GPT-5.4 Pro targets maximum performance on complex reasoning tasks. It scores higher on benchmarks like BrowseComp (89.3% vs 82.7%) and GDPval (82.0% vs 83.0% standard) but costs 12x more ($30/$180 vs $2.50/$15).

When did GPT-5.4 release?

GPT-5.4 released March 5, 2026, rolling out gradually across ChatGPT, Codex, and API. GPT-5.2 Thinking remains available until June 5, 2026 for migration.

Can GPT-5.4 use computers and browsers?

Yes. GPT-5.4 is OpenAI's first general-purpose model with native computer use capabilities. It issues mouse/keyboard commands, automates browsers via Playwright, and navigates desktop environments through screenshot interpretation.

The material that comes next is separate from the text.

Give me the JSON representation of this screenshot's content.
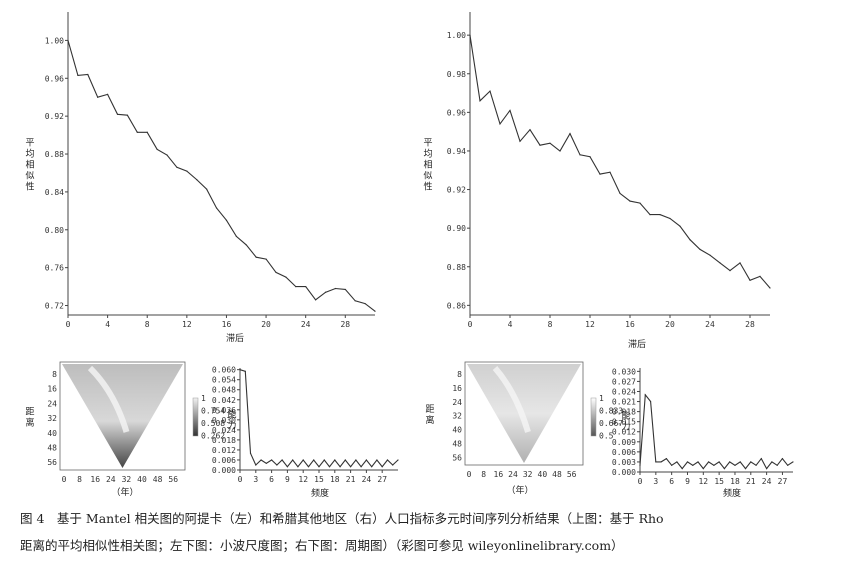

What is tool search in GPT-5.4?

Tool search allows the model to look up tool definitions on-demand instead of loading all definitions upfront. This reduces token usage by 47% in tool-heavy workflows and enables work with ecosystems containing tens of thousands of tools.

How does GPT-5.4 compare to GPT-5.3-Codex for coding?

GPT-5.4 matches or exceeds GPT-5.3-Codex on SWE-Bench Pro (57.7% vs 56.8%) while offering lower latency and adding computer use capabilities. It's the recommended choice for new development workflows.

Is GPT-5.4 available in ChatGPT?

Yes. GPT-5.4 Thinking is available to Plus, Team, and Pro subscribers. GPT-5.4 Pro is available to Pro and Enterprise plans. GPT-5.2 Thinking remains available under Legacy Models until June 5, 2026.

What are the safety considerations for GPT-5.4?

GPT-5.4 is treated as High cyber capability under OpenAI's Preparedness Framework. Protections include expanded cyber safety stack, monitoring systems, trusted access controls, and asynchronous blocking for higher-risk requests on Zero Data Retention surfaces. Some false positives may occur as classifiers improve.